The session started in damp conditions, with drivers using the intermediate tyres after a wet FP3. The majority of the track seemed to be dry, with turns 8 and 17 proving to be stubbornly wet throughout the session. Despite struggling with tyre warmup in practice, Mercedes were instantly on the pace, with Hamilton and Russell setting the fastest times early in the session. Unsurprisingly, there was a multitude of yellow flags early on, as Alex Albon, Charles Leclerc and the Haas duo of Kevin Magnussen and Mick Schumacher struggled with the greasy conditions.
On their second set of tyres, however, both Haas were able to briefly get inside the top 10 – showing how much the track was improving. In the end, Schumacher needed one final lap to get through to Q2, with Valtteri Bottas, Daniel Ricciardo, Esteban Ocon, Albon and Nicolas Latifi dropping out.

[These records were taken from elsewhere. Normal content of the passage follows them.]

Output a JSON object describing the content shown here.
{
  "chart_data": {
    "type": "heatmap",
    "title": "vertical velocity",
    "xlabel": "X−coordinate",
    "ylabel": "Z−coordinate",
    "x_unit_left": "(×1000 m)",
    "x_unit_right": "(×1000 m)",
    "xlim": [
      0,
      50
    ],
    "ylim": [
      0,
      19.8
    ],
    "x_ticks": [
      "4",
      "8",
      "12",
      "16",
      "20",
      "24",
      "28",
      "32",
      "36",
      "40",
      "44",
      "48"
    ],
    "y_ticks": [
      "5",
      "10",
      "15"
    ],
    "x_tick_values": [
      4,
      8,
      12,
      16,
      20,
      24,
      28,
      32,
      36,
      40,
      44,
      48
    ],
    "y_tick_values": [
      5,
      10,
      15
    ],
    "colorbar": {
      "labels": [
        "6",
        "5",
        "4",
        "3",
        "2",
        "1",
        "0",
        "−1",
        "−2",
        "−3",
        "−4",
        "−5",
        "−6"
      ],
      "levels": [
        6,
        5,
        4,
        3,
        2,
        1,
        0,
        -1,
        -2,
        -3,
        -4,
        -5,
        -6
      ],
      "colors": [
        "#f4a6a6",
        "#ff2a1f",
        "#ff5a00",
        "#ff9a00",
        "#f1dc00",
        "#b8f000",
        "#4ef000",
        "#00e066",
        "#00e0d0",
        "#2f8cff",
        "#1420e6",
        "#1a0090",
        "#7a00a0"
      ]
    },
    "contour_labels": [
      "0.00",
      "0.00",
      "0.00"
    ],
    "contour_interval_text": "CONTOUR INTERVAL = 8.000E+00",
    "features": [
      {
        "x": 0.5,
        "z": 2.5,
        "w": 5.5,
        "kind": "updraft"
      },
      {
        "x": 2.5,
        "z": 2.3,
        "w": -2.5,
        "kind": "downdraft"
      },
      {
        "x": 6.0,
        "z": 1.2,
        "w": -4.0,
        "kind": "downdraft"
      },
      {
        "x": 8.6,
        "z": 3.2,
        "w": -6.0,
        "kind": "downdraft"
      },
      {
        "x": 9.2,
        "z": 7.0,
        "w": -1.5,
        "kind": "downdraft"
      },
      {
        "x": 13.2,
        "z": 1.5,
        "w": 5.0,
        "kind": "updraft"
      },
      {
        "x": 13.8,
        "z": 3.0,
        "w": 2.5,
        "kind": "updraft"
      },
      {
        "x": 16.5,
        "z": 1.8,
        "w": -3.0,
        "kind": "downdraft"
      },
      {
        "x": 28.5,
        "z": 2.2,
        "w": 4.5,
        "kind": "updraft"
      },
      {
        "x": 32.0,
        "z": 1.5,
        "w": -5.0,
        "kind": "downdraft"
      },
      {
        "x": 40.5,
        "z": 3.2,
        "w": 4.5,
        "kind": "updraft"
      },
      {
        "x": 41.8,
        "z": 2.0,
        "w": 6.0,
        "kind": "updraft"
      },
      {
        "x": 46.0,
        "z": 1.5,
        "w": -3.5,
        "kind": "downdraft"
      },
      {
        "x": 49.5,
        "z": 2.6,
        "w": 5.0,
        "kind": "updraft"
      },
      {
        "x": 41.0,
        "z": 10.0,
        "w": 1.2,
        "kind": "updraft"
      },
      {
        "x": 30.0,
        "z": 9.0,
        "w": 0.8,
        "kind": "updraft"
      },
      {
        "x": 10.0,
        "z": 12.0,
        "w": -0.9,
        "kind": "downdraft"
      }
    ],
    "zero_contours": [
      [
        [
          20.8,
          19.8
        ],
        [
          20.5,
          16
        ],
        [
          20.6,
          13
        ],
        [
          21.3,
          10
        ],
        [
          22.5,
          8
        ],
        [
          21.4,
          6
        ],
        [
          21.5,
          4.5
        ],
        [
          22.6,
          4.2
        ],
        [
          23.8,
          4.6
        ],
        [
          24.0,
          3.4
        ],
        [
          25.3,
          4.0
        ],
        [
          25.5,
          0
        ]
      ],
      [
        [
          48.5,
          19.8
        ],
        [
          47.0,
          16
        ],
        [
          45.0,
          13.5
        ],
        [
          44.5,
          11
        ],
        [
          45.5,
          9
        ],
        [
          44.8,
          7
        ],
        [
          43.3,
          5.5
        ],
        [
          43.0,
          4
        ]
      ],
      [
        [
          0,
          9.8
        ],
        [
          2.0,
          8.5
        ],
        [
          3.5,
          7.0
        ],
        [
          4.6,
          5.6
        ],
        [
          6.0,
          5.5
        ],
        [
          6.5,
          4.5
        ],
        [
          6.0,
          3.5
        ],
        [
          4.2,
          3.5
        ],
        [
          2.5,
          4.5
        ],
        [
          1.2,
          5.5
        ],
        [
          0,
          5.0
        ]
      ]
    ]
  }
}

Despite hot temperatures in Singapore, the track was slow to dry thanks to the high humidity and the nighttime running. Times were improving in Q2, with Leclerc setting the early pace in this session. Aston Martin decided it was worth a gamble to put both cars onto the slick tyres, but both drivers found the conditions too tricky to handle, as both skated into the run-off at the Anderson Bridge. Lance Stroll qualified 12th, with Sebastian Vettel 14th at the track where he secured his last victory three years ago.
Zhou Guanyu struggled on slicks as well to qualify 15th, with fellow Singapore newbie Schumacher qualifying 12th. The big shock in this session was the loss of George Russell, with the Mercedes man never looking comfortable throughout the session, as he missed out on the top 10 for the first time since the Miami GP. The Brit will start tomorrow from 11th.
The majority of the field chose soft tyres in Q3, apart from Tsunoda and Magnussen who stuck with the intermediates. This briefly looked like the best call, as the majority of the slick-shod runners struggled to get their tyres up to temperature. All except Lewis Hamilton, who was two seconds faster than the next soft tyre runner after the first laps in qualifying. Staying out on the circuit to keep the temperature in the tyres was the best tactic, as Leclerc, Hamilton and Fernando Alonso traded times at the top of the order.
Leclerc managed to set a 1:49.412 on his penultimate run in qualifying, a time which would not be bettered. Perez and Hamilton both came close, but it was Verstappen who twice looked as though he was on the way to taking his fifth pole position of the season. Despite a lap which looked scruffy at times, he was nearly a second up on Leclerc’s time before being told by the team to box immediately, a decision which infuriated the championship leader. This was after he had backed off on a previous lap which would also have been good enough to challenge for the front two rows of the grid. It is likely that continuing on his final run would have led him to run out of fuel, meaning the Dutchman would have been unable to provide a fuel sample, thus starting from the back of the grid.
The end result of this qualifying session is that Verstappen needs a crazy race tomorrow if he is to secure the championship with five rounds to go, on what has been a difficult weekend for Red Bull as both themselves and Aston Martin have been accused of breaching cost cap regulations.
Verstappen has won from lower than eighth though in two of the last four races, however, so it wouldn’t be a surprise to see him take his twelfth victory of the season and move one step closer to a second successive championship tomorrow.